The above steps took approximately 4 months to complete. At this point, we had a physical space for our clinic with potential patients, passionate volunteers, and the basic equipment and supplies necessary to get started. The last step was to determine operational logistics of the clinic. One of our goals was to make follow-up for our patients as seamless as possible. Given that our partner nonprofit's “Optical Day” was the second Monday of each month, we decided to hold our eye clinic on either the first Monday or Wednesday of each month so that referral to “Optical Day” was within a close follow-up time. As mentioned above, the accepting county hospital agreed to see our patients within 4 days of referral. Accordingly, we identified preapproved appointment times to give to our referred patients, so that they knew the time and location of their follow-up appointment at the time of referral.

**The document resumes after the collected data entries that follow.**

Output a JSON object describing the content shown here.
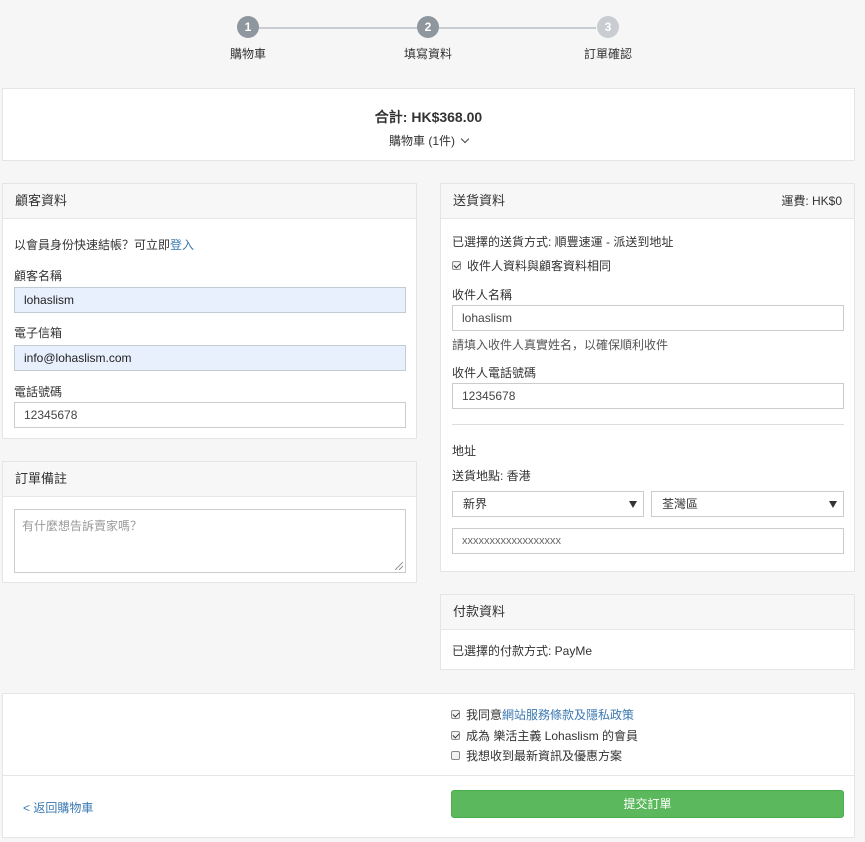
{
  "steps": [
    {
      "number": "1",
      "label": "購物車"
    },
    {
      "number": "2",
      "label": "填寫資料"
    },
    {
      "number": "3",
      "label": "訂單確認"
    }
  ],
  "summary": {
    "total": "合計: HK$368.00",
    "cart_toggle": "購物車 (1件)"
  },
  "customer": {
    "title": "顧客資料",
    "login_prompt": "以會員身份快速結帳？可立即",
    "login_link": "登入",
    "name_label": "顧客名稱",
    "name_value": "lohaslism",
    "email_label": "電子信箱",
    "email_value": "info@lohaslism.com",
    "phone_label": "電話號碼",
    "phone_value": "12345678"
  },
  "remarks": {
    "title": "訂單備註",
    "placeholder": "有什麼想告訴賣家嗎？"
  },
  "delivery": {
    "title": "送貨資料",
    "shipping_fee": "運費: HK$0",
    "method": "已選擇的送貨方式: 順豐速運 - 派送到地址",
    "same_as_customer": "收件人資料與顧客資料相同",
    "recipient_name_label": "收件人名稱",
    "recipient_name_value": "lohaslism",
    "recipient_hint": "請填入收件人真實姓名，以確保順利收件",
    "recipient_phone_label": "收件人電話號碼",
    "recipient_phone_value": "12345678",
    "address_label": "地址",
    "location": "送貨地點: 香港",
    "region_select": "新界",
    "district_select": "荃灣區",
    "address_value": "xxxxxxxxxxxxxxxxxx"
  },
  "payment": {
    "title": "付款資料",
    "method": "已選擇的付款方式: PayMe"
  },
  "agreements": {
    "agree_prefix": "我同意",
    "terms_link": "網站服務條款及隱私政策",
    "member": "成為 樂活主義 Lohaslism 的會員",
    "newsletter": "我想收到最新資訊及優惠方案"
  },
  "actions": {
    "back_link": "< 返回購物車",
    "submit": "提交訂單"
  },
  "colors": {
    "accent": "#5cb85c",
    "link": "#3b79b2",
    "step_active": "#8e969e",
    "step_inactive": "#c9ccd0"
  }
}
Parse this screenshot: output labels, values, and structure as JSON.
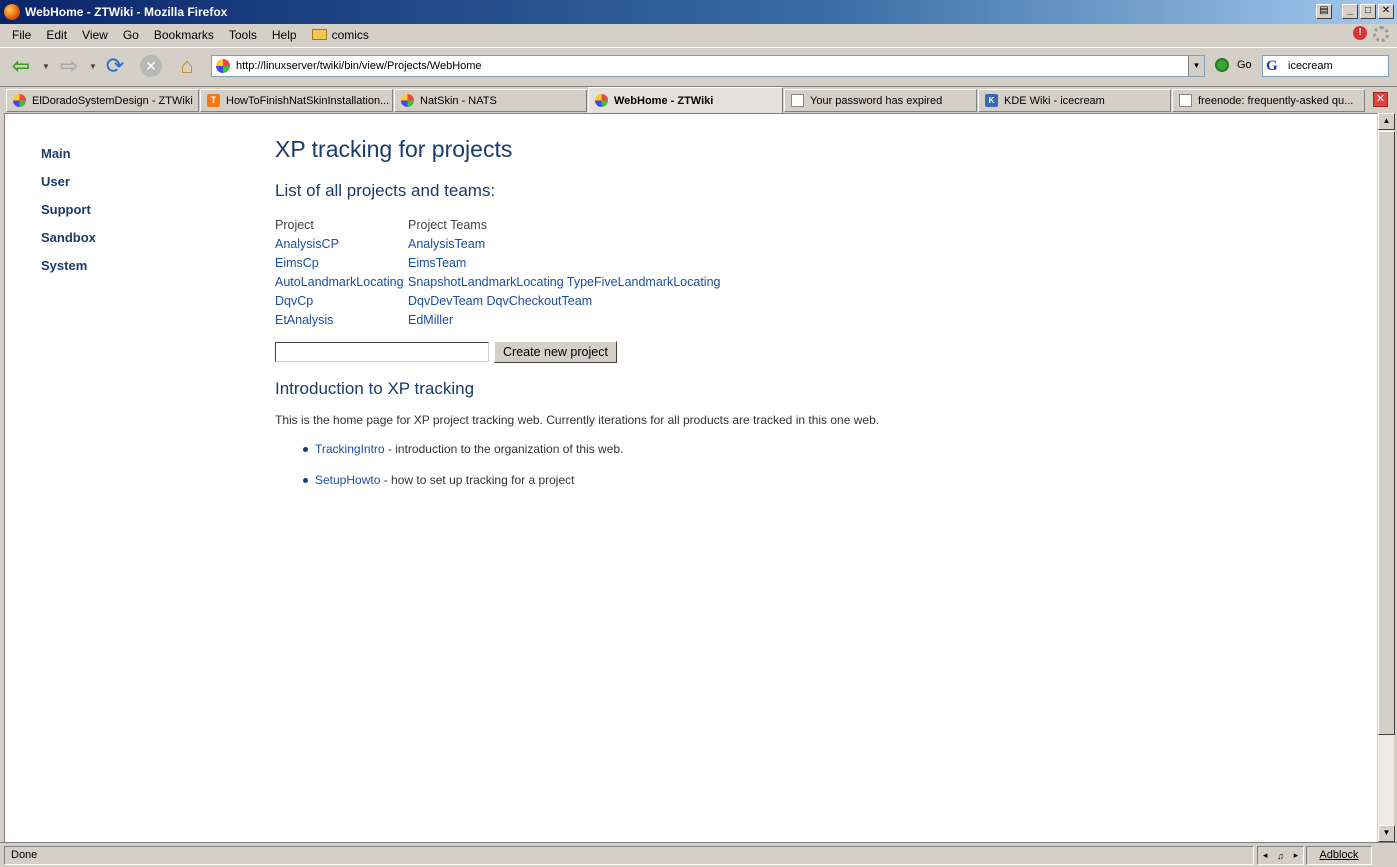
{
  "window": {
    "title": "WebHome - ZTWiki - Mozilla Firefox"
  },
  "menu": {
    "items": [
      "File",
      "Edit",
      "View",
      "Go",
      "Bookmarks",
      "Tools",
      "Help"
    ],
    "bookmark_folder": "comics"
  },
  "navbar": {
    "url": "http://linuxserver/twiki/bin/view/Projects/WebHome",
    "go_label": "Go",
    "search_value": "icecream"
  },
  "tabs": [
    {
      "label": "ElDoradoSystemDesign  - ZTWiki",
      "icon": "twiki-icon"
    },
    {
      "label": "HowToFinishNatSkinInstallation...",
      "icon": "t-icon"
    },
    {
      "label": "NatSkin - NATS",
      "icon": "twiki-icon"
    },
    {
      "label": "WebHome  - ZTWiki",
      "icon": "twiki-icon",
      "active": true
    },
    {
      "label": "Your password has expired",
      "icon": "document-icon"
    },
    {
      "label": "KDE Wiki - icecream",
      "icon": "kde-icon"
    },
    {
      "label": "freenode: frequently-asked qu...",
      "icon": "document-icon"
    }
  ],
  "sidebar": {
    "items": [
      "Main",
      "User",
      "Support",
      "Sandbox",
      "System"
    ]
  },
  "page": {
    "title": "XP tracking for projects",
    "projects_heading": "List of all projects and teams:",
    "table_headers": [
      "Project",
      "Project Teams"
    ],
    "rows": [
      {
        "project": "AnalysisCP",
        "teams": "AnalysisTeam"
      },
      {
        "project": "EimsCp",
        "teams": "EimsTeam"
      },
      {
        "project": "AutoLandmarkLocating",
        "teams": "SnapshotLandmarkLocating TypeFiveLandmarkLocating"
      },
      {
        "project": "DqvCp",
        "teams": "DqvDevTeam DqvCheckoutTeam"
      },
      {
        "project": "EtAnalysis",
        "teams": "EdMiller"
      }
    ],
    "new_project_value": "",
    "create_button": "Create new project",
    "intro_heading": "Introduction to XP tracking",
    "intro_text": "This is the home page for XP project tracking web. Currently iterations for all products are tracked in this one web.",
    "links": [
      {
        "link": "TrackingIntro",
        "desc": " - introduction to the organization of this web."
      },
      {
        "link": "SetupHowto",
        "desc": " - how to set up tracking for a project"
      }
    ]
  },
  "status": {
    "text": "Done",
    "adblock": "Adblock"
  }
}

Our first clinic was a pilot clinic to further characterize the logistics of our clinic, work out any potential obstacles with the physical space and equipment, and orient the volunteer leadership team. This pilot clinic was attended only by the volunteer leadership team (i.e., premedical and medical student coordinators, resident champion, and faculty champion) with the goal of seeing a small number of patients. This pilot clinic was organized by the resident and faculty champion and the vision was then explained to the volunteer leadership team. Each clinic then expanded from there as an iteration from the previous clinic, with particular attention to optimizing the logistics.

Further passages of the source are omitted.